В другие моменты единственным уместным состоянием были оцепенение и депрессия. В октябре 1937 года Любовь Шапорина записала в дневнике: “У меня тошнота подступает к горлу, когда слышу спокойные рассказы: тот расстрелян, другой расстрелян, расстрелян, расстрелян, расстрелян. Это слово висит в воздухе, резонирует в воздухе. Люди произносят эти слова совершенно спокойно, как сказали бы: «Пошел в театр». Я думаю, что реальное значение слова не доходит до нашего сознания, мы слышим только звук. Мы внутренно не видим этих умирающих под пулями людей”[647]
. В предисловии к “Реквиему” Анна Ахматова, чей сын, Лев Гумилев, и гражданский муж, Николай Пунин, были оба арестованы в 1935 году, назвала это “свойственным нам всем оцепенением”. Анна Ларина, которая к 1938 году уже сама была заключенной, описывала страдание, которое испытала, ожидая смерти своего мужа: “Я себя заранее настроила так, что для меня Николай Иванович был расстрелян уже в день ареста. ‹…› Исчезла напряженность ожидания, и сознание, что наконец кончились его мучения, принесло, как это ни страшно, даже некоторое облегчение, но одновременно ввергло в подавленное состояние. Все окружающее померкло, стало для меня огромным бездушным серым пятном. И удивительно было думать, что существуют на земле жизнь, людское счастье и земные радости”[648].Момент ареста переживался разными людьми совершенно по-разному, и между взрослыми свидетелями арестов существовали самые разнообразные правила касательно того, как избегать обсуждения этой темы. Дети часто смотрели на все происходящее самым ясным, незамутненным взглядом. Магдалене Алексеевне было поручено следить за появлением сотрудников органов. Ее родители знали, что за ее дедушкой кто-то придет, и не хотели, чтобы видели, как они проверяют, не стоит ли кто на улице, каждый раз, когда раздавался стук в переднюю дверь. Девочка приняла эту обязанность без лишних расспросов. Она даже знала, когда сын милиционера, ходивший с ней в школу, так же следил за ней.
Московские дети, особенно те, кто вырос в привилегированных семьях, собранных, как в резервацию, в специальные многоквартирные дома, и кого водили в лучшие школы, тоже привыкли к ритуалам, сопровождавшим аресты. Один из респондентов, в прошлом живший в номенклатурном доме, поведал мне: “В нашем доме все было немного необычно. Каждую ночь арестовывали по пять-шесть человек. Все потому, что это был специальный дом, построенный для номенклатуры в 1928 году. Дети, жившие в этом доме, все были примерно одного и того же возраста. Так что каждое утро до школы мы подходили к привратнику, и он нам сообщал: сегодня забрали этих, а сегодня забрали тех”[649]

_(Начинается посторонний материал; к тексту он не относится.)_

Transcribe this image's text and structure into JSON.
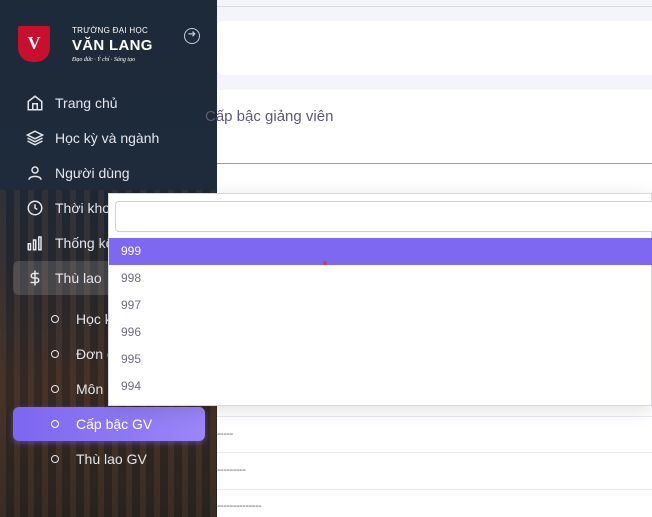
{
  "brand": {
    "top": "TRƯỜNG ĐẠI HỌC",
    "name": "VĂN LANG",
    "slogan": "Đạo đức · Ý chí · Sáng tạo"
  },
  "nav": {
    "items": [
      {
        "label": "Trang chủ",
        "icon": "home-icon"
      },
      {
        "label": "Học kỳ và ngành",
        "icon": "layers-icon"
      },
      {
        "label": "Người dùng",
        "icon": "user-icon"
      },
      {
        "label": "Thời khoá biểu",
        "icon": "clock-icon"
      },
      {
        "label": "Thống kê",
        "icon": "bar-chart-icon"
      },
      {
        "label": "Thù lao",
        "icon": "dollar-icon"
      }
    ],
    "sub_items": [
      {
        "label": "Học kỳ"
      },
      {
        "label": "Đơn giá"
      },
      {
        "label": "Môn học"
      },
      {
        "label": "Cấp bậc GV"
      },
      {
        "label": "Thù lao GV"
      }
    ]
  },
  "main": {
    "card_title": "Cấp bậc giảng viên",
    "dashes": [
      "-----",
      "---------",
      "--------------"
    ]
  },
  "dropdown": {
    "search_value": "",
    "options": [
      "999",
      "998",
      "997",
      "996",
      "995",
      "994"
    ],
    "selected": "999"
  },
  "colors": {
    "accent": "#7367f0",
    "sidebar_bg": "#1d2a3a",
    "brand_red": "#c8102e"
  }
}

. В подобных обстоятельствах перед детьми возникала двойная проблема: с этого момента их бывшие друзья и одноклассники становились врагами. Они могли никогда их больше не увидеть, могли даже не успеть попрощаться с ними. И в то же самое время они не могли задавать вопросы, потому что родители жили в страхе. “Я начал говорить, что все это неправильно, – рассказал мне другой человек. – Мои родители сказали мне, что мы об этом не говорим”[650].Страдание взрослых отличалось от страдания детей. “Мы расстались первого мая 38 года, – писала Надежда Мандельштам, – когда его увели, подталкивая в спину, два солдата. Мы не успели ничего сказать друг другу – нас оборвали на полуслове и нам не дали проститься”[651]
. Луиза Карловна, отец которой, “старый большевик”, был арестован в 1937 году, вспоминает, что ее матери в тот момент не было дома. На самом деле она была в больнице и готовилась родить третьего ребенка. Из-за пережитого шока она потеряла ребенка, а из-за своего отсутствия дома во время ареста мужа едва не потеряла и остальных своих детей. Двоих малышей увезли на черной машине, и матери понадобилось почти восемь месяцев, чтобы отыскать их. И это тоже было частью процесса. Напряжение от всего пережитого в старости сказалось на рассудке несчастной женщины.Отца Юдифи Борисовны расстреляли вскоре после ареста. Его тело отвезли в крематорий при Донском монастыре и сожгли, а пепел сбросили в общую могилу. Его дочь в отчаянии пыталась узнать хоть что-то о его судьбе и все еще верила в справедливость системы и ее приверженность законности. Ей сказали, что отца приговорили к десяти годами без права переписки. С момента его ареста она и сама провела чуть меньше девяти месяцев на свободе. Мать исчезла 1 августа. Ее собственный черед пришел 1 сентября. Сначала ее отвезли на Лубянку, что было обычным делом для Москвы, где ей угрожали, но пытать не пытали.